19.04.2024

The justices puzzle over how to rein in partisan redistricting

ON OCTOBER 3rd, the Supreme Court considered an age-old and now technologically refined scourge of electoral politics known as gerrymandering-the practice by which state legislators of one party delineate contorted district lines to entrench their power and rope out rivals.

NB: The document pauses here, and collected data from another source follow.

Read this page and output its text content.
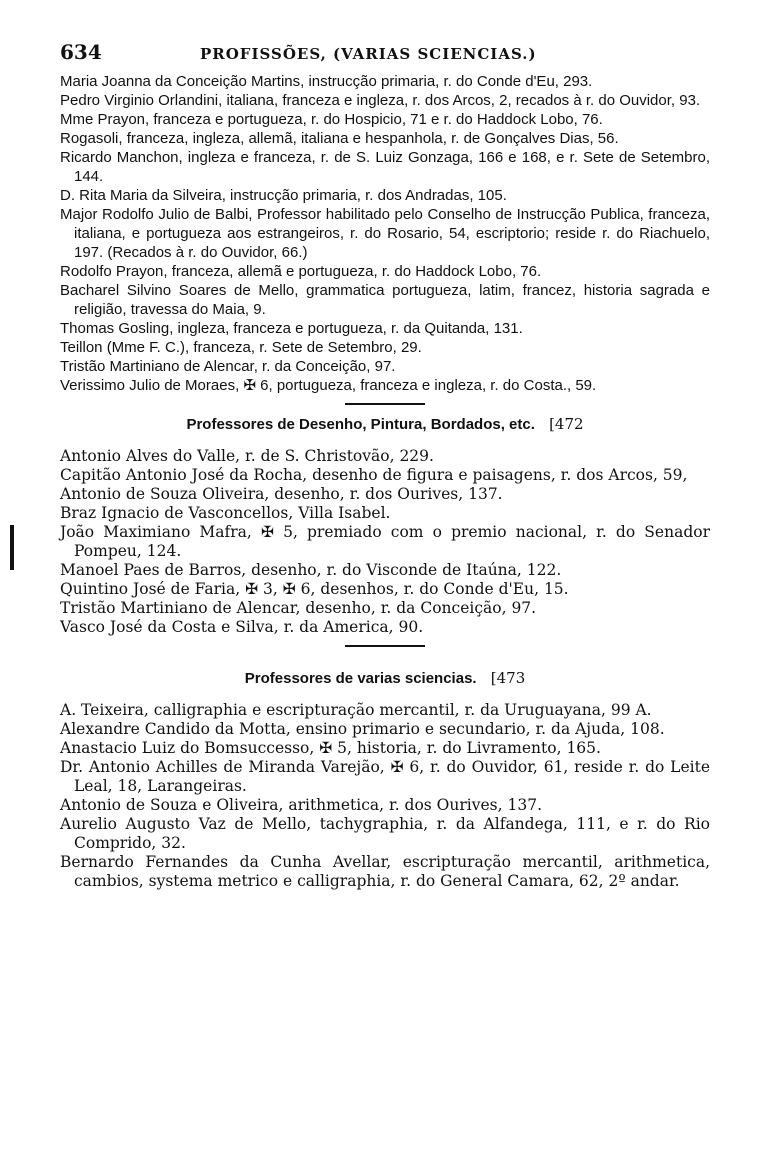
634	PROFISSÕES, (VARIAS SCIENCIAS.)

Maria Joanna da Conceição Martins, instrucção primaria, r. do Conde d'Eu, 293.

Pedro Virginio Orlandini, italiana, franceza e ingleza, r. dos Arcos, 2, recados à r. do Ouvidor, 93.

Mme Prayon, franceza e portugueza, r. do Hospicio, 71 e r. do Haddock Lobo, 76.

Rogasoli, franceza, ingleza, allemã, italiana e hespanhola, r. de Gonçalves Dias, 56.

Ricardo Manchon, ingleza e franceza, r. de S. Luiz Gonzaga, 166 e 168, e r. Sete de Setembro, 144.

D. Rita Maria da Silveira, instrucção primaria, r. dos Andradas, 105.

Major Rodolfo Julio de Balbi, Professor habilitado pelo Conselho de Instrucção Publica, franceza, italiana, e portugueza aos estrangeiros, r. do Rosario, 54, escriptorio; reside r. do Riachuelo, 197. (Recados à r. do Ouvidor, 66.)

Rodolfo Prayon, franceza, allemã e portugueza, r. do Haddock Lobo, 76.

Bacharel Silvino Soares de Mello, grammatica portugueza, latim, francez, historia sagrada e religião, travessa do Maia, 9.

Thomas Gosling, ingleza, franceza e portugueza, r. da Quitanda, 131.

Teillon (Mme F. C.), franceza, r. Sete de Setembro, 29.

Tristão Martiniano de Alencar, r. da Conceição, 97.

Verissimo Julio de Moraes, ✠ 6, portugueza, franceza e ingleza, r. do Costa., 59.

Professores de Desenho, Pintura, Bordados, etc. [472

Antonio Alves do Valle, r. de S. Christovão, 229.

Capitão Antonio José da Rocha, desenho de figura e paisagens, r. dos Arcos, 59,

Antonio de Souza Oliveira, desenho, r. dos Ourives, 137.

Braz Ignacio de Vasconcellos, Villa Isabel.

João Maximiano Mafra, ✠ 5, premiado com o premio nacional, r. do Senador Pompeu, 124.

Manoel Paes de Barros, desenho, r. do Visconde de Itaúna, 122.

Quintino José de Faria, ✠ 3, ✠ 6, desenhos, r. do Conde d'Eu, 15.

Tristão Martiniano de Alencar, desenho, r. da Conceição, 97.

Vasco José da Costa e Silva, r. da America, 90.

Professores de varias sciencias. [473

A. Teixeira, calligraphia e escripturação mercantil, r. da Uruguayana, 99 A.

Alexandre Candido da Motta, ensino primario e secundario, r. da Ajuda, 108.

Anastacio Luiz do Bomsuccesso, ✠ 5, historia, r. do Livramento, 165.

Dr. Antonio Achilles de Miranda Varejão, ✠ 6, r. do Ouvidor, 61, reside r. do Leite Leal, 18, Larangeiras.

Antonio de Souza e Oliveira, arithmetica, r. dos Ourives, 137.

Aurelio Augusto Vaz de Mello, tachygraphia, r. da Alfandega, 111, e r. do Rio Comprido, 32.

Bernardo Fernandes da Cunha Avellar, escripturação mercantil, arithmetica, cambios, systema metrico e calligraphia, r. do General Camara, 62, 2º andar.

The term, coined in the early 19th century, mixes “salamander”- the shape of some districts after redrawing-and “Gerry” after the governor (Elbridge Gerry) who in 1812 signed a bill redistricting Massachusetts to benefit his party.  Gill v Whitford concerns precision-engineered legislative maps in Wisconsin, districts no one stood up to defend on the merits. Even Justice Samuel Alito, a sure vote to uphold the skewed maps, said that gerrymandering is “distasteful”.

The central question on the justices’ minds was whether courts are equipped to police the process by which states draw their maps, and if so, how exactly they should determine when draughtsmen cross a line.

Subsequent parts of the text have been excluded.